Novak was the linebackers coach at Saint John’s under Gagliardi for 11 seasons, including on its 2003 National Championship team, then was the running backs coach in 2012. He has spent the last five seasons as the co-defensive coordinator/linebackers coach at Saint John’s, as the team went 46-11 during that span, including a 9-2 mark last season in its fourth consecutive trip to the NCAA Division III Playoffs.
Saint John’s has made 13 NCAA Division III Playoff appearances in the last 18 seasons, and ranked fifth in Division III in total defense in 2016 with Novak as co-defensive coordinator.
Last season, the Saint John’s defense ranked second in the nation in total defense (207 yards per game), passing yards allowed (118.7 per game), and team passing efficiency defense (87.72 rating), as well as fourth in third-down conversion percentage defense (23.6 percent).
Novak also was the head coach of the Saint John’s wrestling team for 10 years, after he was a NCAA Division III National Champion in wrestling at 197 pounds in 2001, and was inducted into the National Wrestling Coaches Association Hall of Fame in 2017.
Taynor is the head coach at NCAA Division II Lock Haven, where he has spent the last three seasons, and was also a former assistant coach at UWSP under Miech.
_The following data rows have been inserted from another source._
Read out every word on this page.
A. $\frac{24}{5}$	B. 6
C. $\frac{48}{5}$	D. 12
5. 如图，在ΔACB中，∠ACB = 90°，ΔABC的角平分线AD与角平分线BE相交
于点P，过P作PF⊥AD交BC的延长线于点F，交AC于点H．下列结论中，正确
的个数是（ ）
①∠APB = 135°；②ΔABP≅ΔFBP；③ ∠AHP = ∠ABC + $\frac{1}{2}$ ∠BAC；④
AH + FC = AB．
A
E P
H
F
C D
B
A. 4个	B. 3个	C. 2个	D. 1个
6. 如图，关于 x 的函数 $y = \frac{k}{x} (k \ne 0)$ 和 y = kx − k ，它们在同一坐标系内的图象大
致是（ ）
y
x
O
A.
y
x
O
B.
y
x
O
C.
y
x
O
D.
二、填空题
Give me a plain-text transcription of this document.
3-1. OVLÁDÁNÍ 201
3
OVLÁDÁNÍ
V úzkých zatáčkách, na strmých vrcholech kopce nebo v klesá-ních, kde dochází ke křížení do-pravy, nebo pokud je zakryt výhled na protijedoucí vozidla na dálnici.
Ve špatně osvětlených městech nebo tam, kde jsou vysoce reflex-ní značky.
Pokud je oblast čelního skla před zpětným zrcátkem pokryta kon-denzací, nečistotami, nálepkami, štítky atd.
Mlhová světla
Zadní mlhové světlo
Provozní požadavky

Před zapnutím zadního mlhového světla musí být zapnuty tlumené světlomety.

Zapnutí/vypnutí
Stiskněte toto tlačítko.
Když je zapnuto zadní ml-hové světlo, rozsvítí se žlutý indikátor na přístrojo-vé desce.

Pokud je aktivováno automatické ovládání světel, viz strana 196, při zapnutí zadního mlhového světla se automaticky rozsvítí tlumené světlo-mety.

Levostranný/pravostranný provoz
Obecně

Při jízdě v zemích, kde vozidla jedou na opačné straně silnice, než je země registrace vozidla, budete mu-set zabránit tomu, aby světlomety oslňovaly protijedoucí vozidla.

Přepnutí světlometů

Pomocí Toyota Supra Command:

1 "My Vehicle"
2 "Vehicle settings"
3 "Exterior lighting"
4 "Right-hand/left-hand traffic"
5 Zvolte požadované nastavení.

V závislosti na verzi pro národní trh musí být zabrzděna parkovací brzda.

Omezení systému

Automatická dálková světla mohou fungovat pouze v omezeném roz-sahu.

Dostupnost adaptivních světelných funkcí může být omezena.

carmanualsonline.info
Taynor was an NAIA All-American offensive lineman at Urbana (Ohio), then spent one season as an assistant coach at Urbana and two as a graduate assistant at NCAA Division 1 Louisville under former head coach John L. Smith.
He was the offensive coordinator and offensive line coach at NAIA Culver-Stockton College (Mo.) from 2001 to 2004, as the team finished third in the nation in total offense and second in passing offense in 2002, before he joined UWSP as the offensive line coach in 2004, and then became the Pointers’ defensive coordinator in 2005.
Taynor was the offensive coordinator/offensive line coach at NCAA Division II Tiffin University (Ohio) for two seasons when it went a combined 19-3 in 2006 and 2007, before he was named the head coach at his alma mater Urbana in 2008, as it transitioned from NAIA to the NCAA Division II level.
He was the head coach at Urbana for seven seasons and is the school’s all-time winningest head coach for football (38-39), as he guided the team to its five most successful seasons in program history, including back-to-back Great Lakes Football Conference Titles in 2010 and 2011, and a 7-4 record in 2013. He was 37-29 with five winning seasons after going 1-10 in his first year.
Taynor left to become the head coach at Lock Haven in 2015, and hired Miech as the team’s associate head coach/linebackers coach, after the program went 7-79 in the previous eight seasons and hadn’t had a winning season since 1981.
Taynor is 8-25 in three seasons at Lock Haven, while the team went 4-7 overall and 4-3 in the Pennsylvania State Athletic Conference in 2016, for the most conference wins for the program since 1979, as the team set program records for offensive yards, points and touchdowns that season.
UWSP scheduled community open forum dates for each of the four finalists, as Novak (June 6) and Bills (June 8) met with the public.
The community is invited to an informal open forum with Taynor Thursday, June 14, from 2 to 3 p.m. in the Health Enhancement Center (HEC) Room 116, and an informal open forum with Breitbach Friday June, 15, from 2 to 3 p.m. in HEC Room 116.